Als de Defender XDR-Microsoft Sentinel-connector is ingeschakeld, worden waarschuwingen voor intern risicobeheer automatisch geïntegreerd in Microsoft Sentinel. Het schema voor waarschuwingen is hetzelfde schema dat wordt weergegeven in Graph API. Het waarschuwingsschema dat wordt weergegeven via de Defender XDR-Microsoft Sentinel-connector omvat alle bestaande velden die zijn geëxporteerd en biedt aanvullende metagegevens voor waarschuwingen voor intern risicobeheer.
Opmerking
Wanneer de Defender XDR-Microsoft Sentinel-connector is ingeschakeld, worden Microsoft Purview Beheer van insider-risico's gegevens toegankelijk in Microsoft Sentinel ongeacht de instellingen voor op rollen gebaseerd toegangsbeheer.

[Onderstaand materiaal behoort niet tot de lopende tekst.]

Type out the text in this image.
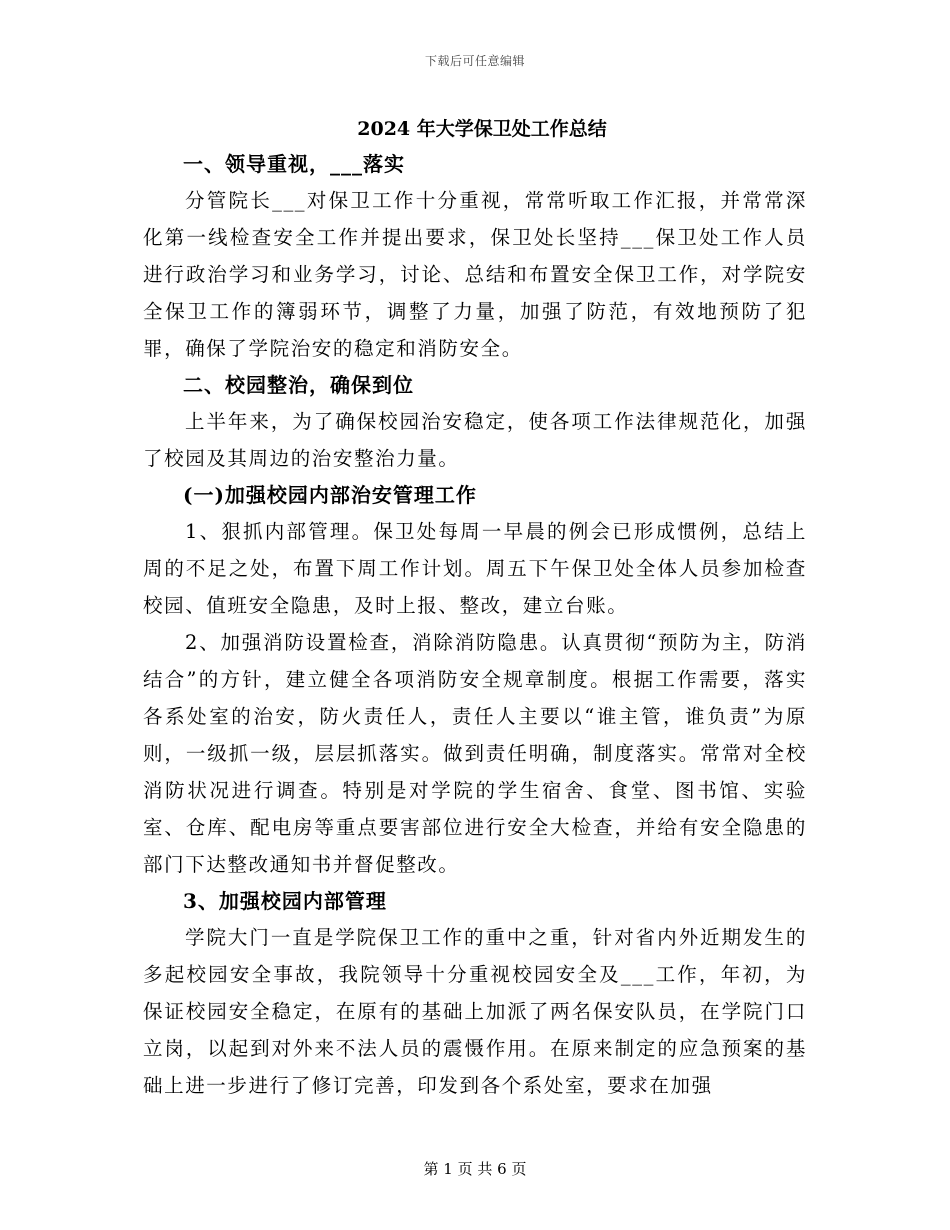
下载后可任意编辑
2024 年大学保卫处工作总结
一、领导重视，___落实

分管院长___对保卫工作十分重视，常常听取工作汇报，并常常深化第一线检查安全工作并提出要求，保卫处长坚持___保卫处工作人员进行政治学习和业务学习，讨论、总结和布置安全保卫工作，对学院安全保卫工作的簿弱环节，调整了力量，加强了防范，有效地预防了犯罪，确保了学院治安的稳定和消防安全。

二、校园整治，确保到位

上半年来，为了确保校园治安稳定，使各项工作法律规范化，加强了校园及其周边的治安整治力量。

(一)加强校园内部治安管理工作

1、狠抓内部管理。保卫处每周一早晨的例会已形成惯例，总结上周的不足之处，布置下周工作计划。周五下午保卫处全体人员参加检查校园、值班安全隐患，及时上报、整改，建立台账。

2、加强消防设置检查，消除消防隐患。认真贯彻“预防为主，防消结合”的方针，建立健全各项消防安全规章制度。根据工作需要，落实各系处室的治安，防火责任人，责任人主要以“谁主管，谁负责”为原则，一级抓一级，层层抓落实。做到责任明确，制度落实。常常对全校消防状况进行调查。特别是对学院的学生宿舍、食堂、图书馆、实验室、仓库、配电房等重点要害部位进行安全大检查，并给有安全隐患的部门下达整改通知书并督促整改。

3、加强校园内部管理

学院大门一直是学院保卫工作的重中之重，针对省内外近期发生的多起校园安全事故，我院领导十分重视校园安全及___工作，年初，为保证校园安全稳定，在原有的基础上加派了两名保安队员，在学院门口立岗，以起到对外来不法人员的震慑作用。在原来制定的应急预案的基础上进一步进行了修订完善，印发到各个系处室，要求在加强

第 1 页 共 6 页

Voor het integreren van aanvullende interne risicobeheergegevens, zoals gedrag en gebeurtenissen in Microsoft Sentinel, raden we u aan Microsoft Sentinel te onboarden voor Microsoft Defender om een uniforme weergave van uw hele beveiligingscentrum te krijgen. Met onboarding kunt u waarschuwingen voor intern risicobeheer en andere gegevens uit Microsoft Sentinel naar Microsoft Defender brengen, zodat u tabeloverschrijdende opsporing en andere krachtige werkstromen mogelijk maakt. Zie Connect Microsoft Sentinel to Microsoft Defender (Verbinding maken met Microsoft Defender) voor onboarding.
Volgende stappen
Nadat u een intern risicoincident of waarschuwing hebt onderzocht, kunt u het volgende doen:
- Blijf reageren op de waarschuwing in de Microsoft Purview-portal.
- Gebruik geavanceerde opsporing om andere gebeurtenissen voor intern risicobeheer in de Microsoft Defender-portal te onderzoeken.